Plan A looked to being going really well until there was a false start! Then the trouble really started as, instead of listening to Rex’s urgings to line up, ‘Mary’ was totally absorbed in protecting her airspace by snarling and trying to bite her opponents. At the standing start she was flat-footed, not concentrating and slow into her stride, jumping the first hurdle in plum last. Flight plans A to T had blown out of the cockpit, but our ace pilot was ice-cool, sat quietly and let things unfold in front of him as the pace was plenty quick. Still last going up the hill with less than a mile to go, they passed one horse and started to thread their way through the field as they galloped downhill. Their bravest moment was at the second last, where neither her pilot nor ‘Mary’ could possibly have seen the flight, but she jumped like a gazelle between two horses.
Still ten lengths off the leaders as she turned into the uphill straight, ‘Mary’ was flying. She was very quick over the last, dodged a faller and set her sights on Pileon. They crossed the line together and nobody knew for sure, and we didn’t dare to hope. The freeze-frame then gave an inkling of hope, which I banished and refused to accept.
Indefatigable had got up to win by a short head, and as hoped we got to meet Martin Pipe again – the closest finish in the last race of the Festival that might not have taken place. We left through the North Gate and I drove home, sober as the judge who called the result of our race but intoxicated by the bubbles in the champagne and the wafts of wine emanating from my tweed. It was a much noisier drive home this year.

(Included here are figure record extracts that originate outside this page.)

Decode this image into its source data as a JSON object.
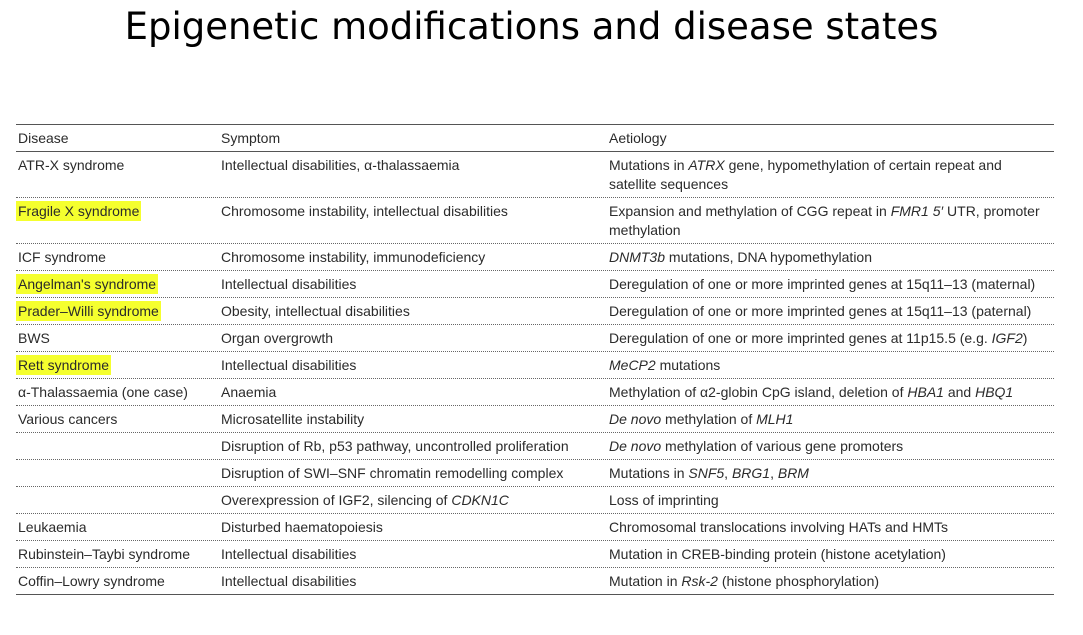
{
  "title": "Epigenetic modifications and disease states",
  "columns": [
    "Disease",
    "Symptom",
    "Aetiology"
  ],
  "highlight_color": "#f5ff2e",
  "rows": [
    {
      "disease": "ATR-X syndrome",
      "highlight": false,
      "symptom": [
        {
          "t": "Intellectual disabilities, α-thalassaemia"
        }
      ],
      "aetiology": [
        {
          "t": "Mutations in "
        },
        {
          "t": "ATRX",
          "i": true
        },
        {
          "t": " gene, hypomethylation of certain repeat and satellite sequences"
        }
      ]
    },
    {
      "disease": "Fragile X syndrome",
      "highlight": true,
      "symptom": [
        {
          "t": "Chromosome instability, intellectual disabilities"
        }
      ],
      "aetiology": [
        {
          "t": "Expansion and methylation of CGG repeat in "
        },
        {
          "t": "FMR1 5′",
          "i": true
        },
        {
          "t": " UTR, promoter methylation"
        }
      ]
    },
    {
      "disease": "ICF syndrome",
      "highlight": false,
      "symptom": [
        {
          "t": "Chromosome instability, immunodeficiency"
        }
      ],
      "aetiology": [
        {
          "t": "DNMT3b",
          "i": true
        },
        {
          "t": " mutations, DNA hypomethylation"
        }
      ]
    },
    {
      "disease": "Angelman's syndrome",
      "highlight": true,
      "symptom": [
        {
          "t": "Intellectual disabilities"
        }
      ],
      "aetiology": [
        {
          "t": "Deregulation of one or more imprinted genes at 15q11–13 (maternal)"
        }
      ]
    },
    {
      "disease": "Prader–Willi syndrome",
      "highlight": true,
      "symptom": [
        {
          "t": "Obesity, intellectual disabilities"
        }
      ],
      "aetiology": [
        {
          "t": "Deregulation of one or more imprinted genes at 15q11–13 (paternal)"
        }
      ]
    },
    {
      "disease": "BWS",
      "highlight": false,
      "symptom": [
        {
          "t": "Organ overgrowth"
        }
      ],
      "aetiology": [
        {
          "t": "Deregulation of one or more imprinted genes at 11p15.5 (e.g. "
        },
        {
          "t": "IGF2",
          "i": true
        },
        {
          "t": ")"
        }
      ]
    },
    {
      "disease": "Rett syndrome",
      "highlight": true,
      "symptom": [
        {
          "t": "Intellectual disabilities"
        }
      ],
      "aetiology": [
        {
          "t": "MeCP2",
          "i": true
        },
        {
          "t": " mutations"
        }
      ]
    },
    {
      "disease": "α-Thalassaemia (one case)",
      "highlight": false,
      "symptom": [
        {
          "t": "Anaemia"
        }
      ],
      "aetiology": [
        {
          "t": "Methylation of α2-globin CpG island, deletion of "
        },
        {
          "t": "HBA1",
          "i": true
        },
        {
          "t": " and "
        },
        {
          "t": "HBQ1",
          "i": true
        }
      ]
    },
    {
      "disease": "Various cancers",
      "highlight": false,
      "symptom": [
        {
          "t": "Microsatellite instability"
        }
      ],
      "aetiology": [
        {
          "t": "De novo",
          "i": true
        },
        {
          "t": " methylation of "
        },
        {
          "t": "MLH1",
          "i": true
        }
      ]
    },
    {
      "disease": "",
      "highlight": false,
      "symptom": [
        {
          "t": "Disruption of Rb, p53 pathway, uncontrolled proliferation"
        }
      ],
      "aetiology": [
        {
          "t": "De novo",
          "i": true
        },
        {
          "t": " methylation of various gene promoters"
        }
      ]
    },
    {
      "disease": "",
      "highlight": false,
      "symptom": [
        {
          "t": "Disruption of SWI–SNF chromatin remodelling complex"
        }
      ],
      "aetiology": [
        {
          "t": "Mutations in "
        },
        {
          "t": "SNF5",
          "i": true
        },
        {
          "t": ", "
        },
        {
          "t": "BRG1",
          "i": true
        },
        {
          "t": ", "
        },
        {
          "t": "BRM",
          "i": true
        }
      ]
    },
    {
      "disease": "",
      "highlight": false,
      "symptom": [
        {
          "t": "Overexpression of IGF2, silencing of "
        },
        {
          "t": "CDKN1C",
          "i": true
        }
      ],
      "aetiology": [
        {
          "t": "Loss of imprinting"
        }
      ]
    },
    {
      "disease": "Leukaemia",
      "highlight": false,
      "symptom": [
        {
          "t": "Disturbed haematopoiesis"
        }
      ],
      "aetiology": [
        {
          "t": "Chromosomal translocations involving HATs and HMTs"
        }
      ]
    },
    {
      "disease": "Rubinstein–Taybi syndrome",
      "highlight": false,
      "symptom": [
        {
          "t": "Intellectual disabilities"
        }
      ],
      "aetiology": [
        {
          "t": "Mutation in CREB-binding protein (histone acetylation)"
        }
      ]
    },
    {
      "disease": "Coffin–Lowry syndrome",
      "highlight": false,
      "symptom": [
        {
          "t": "Intellectual disabilities"
        }
      ],
      "aetiology": [
        {
          "t": "Mutation in "
        },
        {
          "t": "Rsk-2",
          "i": true
        },
        {
          "t": " (histone phosphorylation)"
        }
      ]
    }
  ]
}
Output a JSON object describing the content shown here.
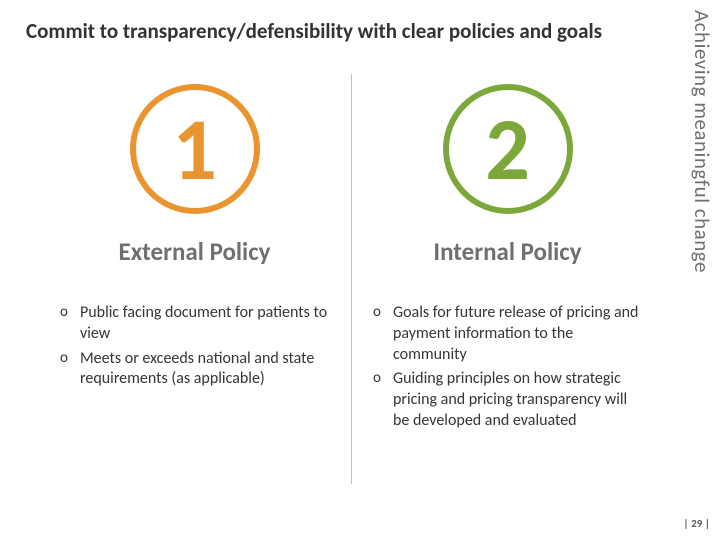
{
  "title": "Commit to transparency/defensibility with clear policies and goals",
  "sidebar_label": "Achieving meaningful change",
  "page_number": "| 29 |",
  "columns": {
    "left": {
      "circle_number": "1",
      "circle_color": "#e9942e",
      "heading": "External Policy",
      "heading_color": "#6f6f6f",
      "bullets": [
        "Public facing document for patients to view",
        "Meets or exceeds national and state requirements (as applicable)"
      ]
    },
    "right": {
      "circle_number": "2",
      "circle_color": "#7ba73b",
      "heading": "Internal Policy",
      "heading_color": "#6f6f6f",
      "bullets": [
        "Goals for future release of pricing and payment information to the community",
        "Guiding principles on how strategic pricing and pricing transparency will be developed and evaluated"
      ]
    }
  }
}
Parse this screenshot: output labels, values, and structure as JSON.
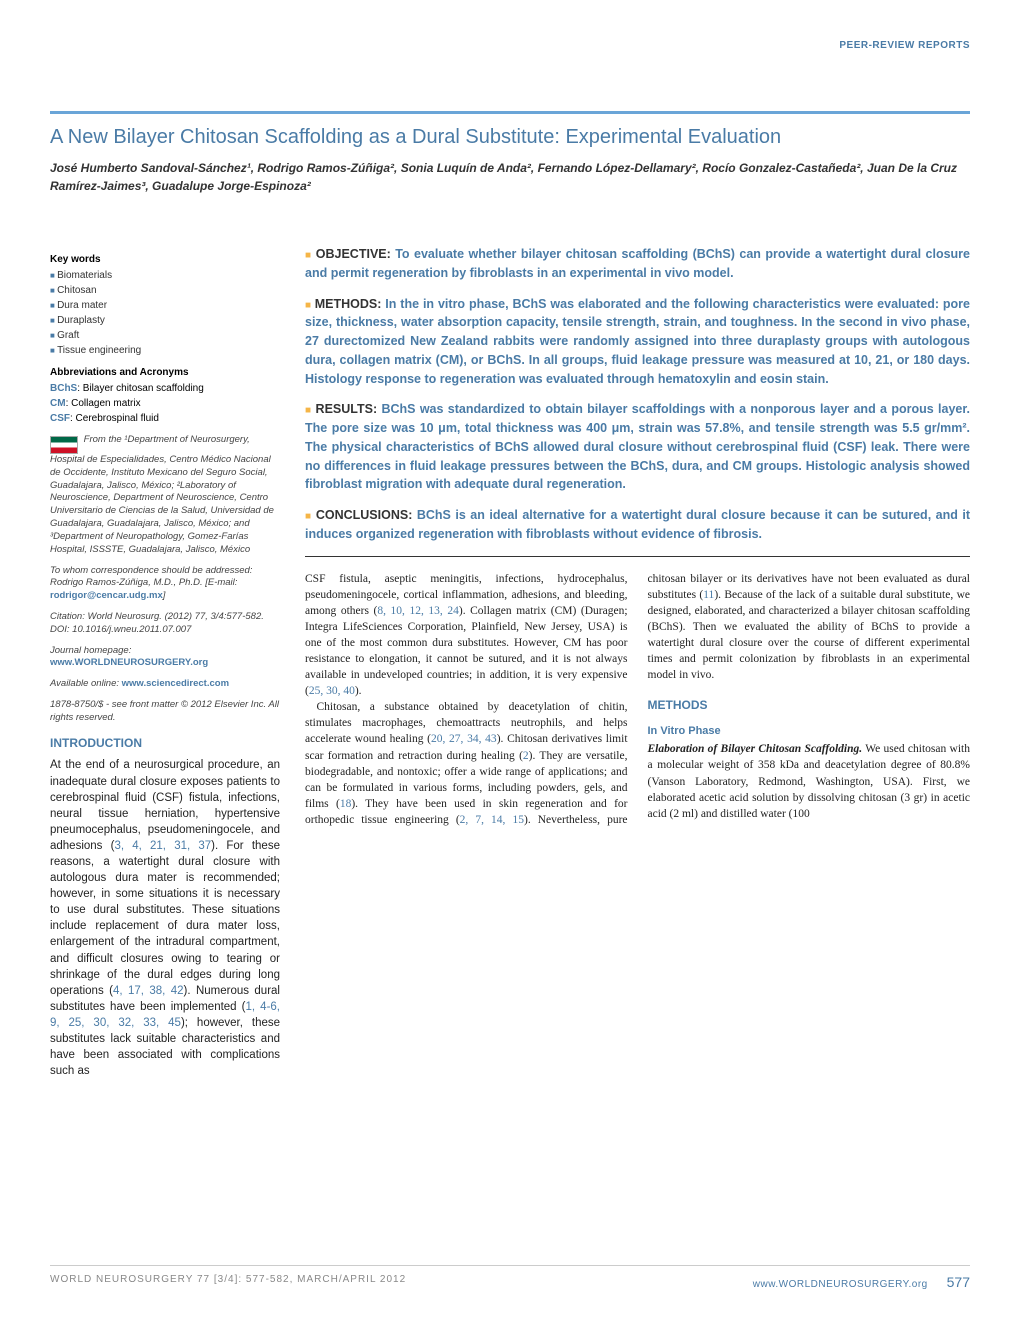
{
  "header_label": "PEER-REVIEW REPORTS",
  "title": "A New Bilayer Chitosan Scaffolding as a Dural Substitute: Experimental Evaluation",
  "authors_html": "José Humberto Sandoval-Sánchez¹, Rodrigo Ramos-Zúñiga², Sonia Luquín de Anda², Fernando López-Dellamary², Rocío Gonzalez-Castañeda², Juan De la Cruz Ramírez-Jaimes³, Guadalupe Jorge-Espinoza²",
  "keywords_title": "Key words",
  "keywords": [
    "Biomaterials",
    "Chitosan",
    "Dura mater",
    "Duraplasty",
    "Graft",
    "Tissue engineering"
  ],
  "abbr_title": "Abbreviations and Acronyms",
  "abbrs": [
    {
      "k": "BChS",
      "v": ": Bilayer chitosan scaffolding"
    },
    {
      "k": "CM",
      "v": ": Collagen matrix"
    },
    {
      "k": "CSF",
      "v": ": Cerebrospinal fluid"
    }
  ],
  "affil": "From the ¹Department of Neurosurgery, Hospital de Especialidades, Centro Médico Nacional de Occidente, Instituto Mexicano del Seguro Social, Guadalajara, Jalisco, México; ²Laboratory of Neuroscience, Department of Neuroscience, Centro Universitario de Ciencias de la Salud, Universidad de Guadalajara, Guadalajara, Jalisco, México; and ³Department of Neuropathology, Gomez-Farías Hospital, ISSSTE, Guadalajara, Jalisco, México",
  "corr": "To whom correspondence should be addressed: Rodrigo Ramos-Zúñiga, M.D., Ph.D. [E-mail: ",
  "corr_email": "rodrigor@cencar.udg.mx",
  "corr_end": "]",
  "citation": "Citation: World Neurosurg. (2012) 77, 3/4:577-582. DOI: 10.1016/j.wneu.2011.07.007",
  "homepage_lbl": "Journal homepage: ",
  "homepage": "www.WORLDNEUROSURGERY.org",
  "online_lbl": "Available online: ",
  "online": "www.sciencedirect.com",
  "copyright": "1878-8750/$ - see front matter © 2012 Elsevier Inc. All rights reserved.",
  "abstract": {
    "objective_lead": "OBJECTIVE:",
    "objective": " To evaluate whether bilayer chitosan scaffolding (BChS) can provide a watertight dural closure and permit regeneration by fibroblasts in an experimental in vivo model.",
    "methods_lead": "METHODS:",
    "methods": " In the in vitro phase, BChS was elaborated and the following characteristics were evaluated: pore size, thickness, water absorption capacity, tensile strength, strain, and toughness. In the second in vivo phase, 27 durectomized New Zealand rabbits were randomly assigned into three duraplasty groups with autologous dura, collagen matrix (CM), or BChS. In all groups, fluid leakage pressure was measured at 10, 21, or 180 days. Histology response to regeneration was evaluated through hematoxylin and eosin stain.",
    "results_lead": "RESULTS:",
    "results": " BChS was standardized to obtain bilayer scaffoldings with a nonporous layer and a porous layer. The pore size was 10 μm, total thickness was 400 μm, strain was 57.8%, and tensile strength was 5.5 gr/mm². The physical characteristics of BChS allowed dural closure without cerebrospinal fluid (CSF) leak. There were no differences in fluid leakage pressures between the BChS, dura, and CM groups. Histologic analysis showed fibroblast migration with adequate dural regeneration.",
    "conclusions_lead": "CONCLUSIONS:",
    "conclusions": " BChS is an ideal alternative for a watertight dural closure because it can be sutured, and it induces organized regeneration with fibroblasts without evidence of fibrosis."
  },
  "intro_head": "INTRODUCTION",
  "intro_p1a": "At the end of a neurosurgical procedure, an inadequate dural closure exposes patients to cerebrospinal fluid (CSF) fistula, infections, neural tissue herniation, hypertensive pneumocephalus, pseudomeningocele, and adhesions (",
  "intro_p1_refs1": "3, 4, 21, 31, 37",
  "intro_p1b": "). For these reasons, a watertight dural closure with autologous dura mater is recommended; however, in some situations it is necessary to use dural substitutes. These situations include replacement of dura mater loss, enlargement of the intradural compartment, and difficult closures owing to tearing or shrinkage of the dural edges during long operations (",
  "intro_p1_refs2": "4, 17, 38, 42",
  "intro_p1c": "). Numerous dural substitutes have been implemented (",
  "intro_p1_refs3": "1, 4-6, 9, 25, 30, 32, 33, 45",
  "intro_p1d": "); however, these substitutes lack suitable characteristics and have been associated with complications such as",
  "col2_p1a": "CSF fistula, aseptic meningitis, infections, hydrocephalus, pseudomeningocele, cortical inflammation, adhesions, and bleeding, among others (",
  "col2_p1_refs1": "8, 10, 12, 13, 24",
  "col2_p1b": "). Collagen matrix (CM) (Duragen; Integra LifeSciences Corporation, Plainfield, New Jersey, USA) is one of the most common dura substitutes. However, CM has poor resistance to elongation, it cannot be sutured, and it is not always available in undeveloped countries; in addition, it is very expensive (",
  "col2_p1_refs2": "25, 30, 40",
  "col2_p1c": ").",
  "col2_p2a": "Chitosan, a substance obtained by deacetylation of chitin, stimulates macrophages, chemoattracts neutrophils, and helps accelerate wound healing (",
  "col2_p2_refs1": "20, 27, 34, 43",
  "col2_p2b": "). Chitosan derivatives limit scar formation and retraction during healing (",
  "col2_p2_refs2": "2",
  "col2_p2c": "). They are versatile, biodegradable, and nontoxic; offer a wide range of applications; and can be formulated in various forms, including powders, gels, and films (",
  "col2_p2_refs3": "18",
  "col2_p2d": "). They have been used in skin regeneration and for orthopedic tissue engineering (",
  "col2_p2_refs4": "2, 7,",
  "col3_p1a": "14, 15",
  "col3_p1b": "). Nevertheless, pure chitosan bilayer or its derivatives have not been evaluated as dural substitutes (",
  "col3_p1_refs1": "11",
  "col3_p1c": "). Because of the lack of a suitable dural substitute, we designed, elaborated, and characterized a bilayer chitosan scaffolding (BChS). Then we evaluated the ability of BChS to provide a watertight dural closure over the course of different experimental times and permit colonization by fibroblasts in an experimental model in vivo.",
  "methods_head": "METHODS",
  "invitro_head": "In Vitro Phase",
  "elab_runin": "Elaboration of Bilayer Chitosan Scaffolding.",
  "elab_body": " We used chitosan with a molecular weight of 358 kDa and deacetylation degree of 80.8% (Vanson Laboratory, Redmond, Washington, USA). First, we elaborated acetic acid solution by dissolving chitosan (3 gr) in acetic acid (2 ml) and distilled water (100",
  "footer_left": "WORLD NEUROSURGERY 77 [3/4]: 577-582, MARCH/APRIL 2012",
  "footer_link": "www.WORLDNEUROSURGERY.org",
  "footer_page": "577"
}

Racing ceased four days later. All of us who were so lucky to attend or watch Cheltenham in March owe huge gratitude to the hundreds who managed to make the meeting happen, and I hope you understand that I am more grateful than most. My father trained two Festival winners, the last of which was Elfast in 1994, the year before he died. I feel he may have played a part in aligning the various stars in this story in the correct order, which enabled this fairy tale to become reality. To be a dual Royal Ascot winner and finally a Cheltenham Festival winning trainer feels good, and I send huge gratitude to everybody who made it happen. I assume lockdown is excused in Heaven, so I’m now very worried that the celestial pub, “The Open Arms”, may soon run out of Dad’s favoured brandy and ginger ale.
Paul Webber is busy preparing for Cheltenham 2021 at his Oxfordshire yard.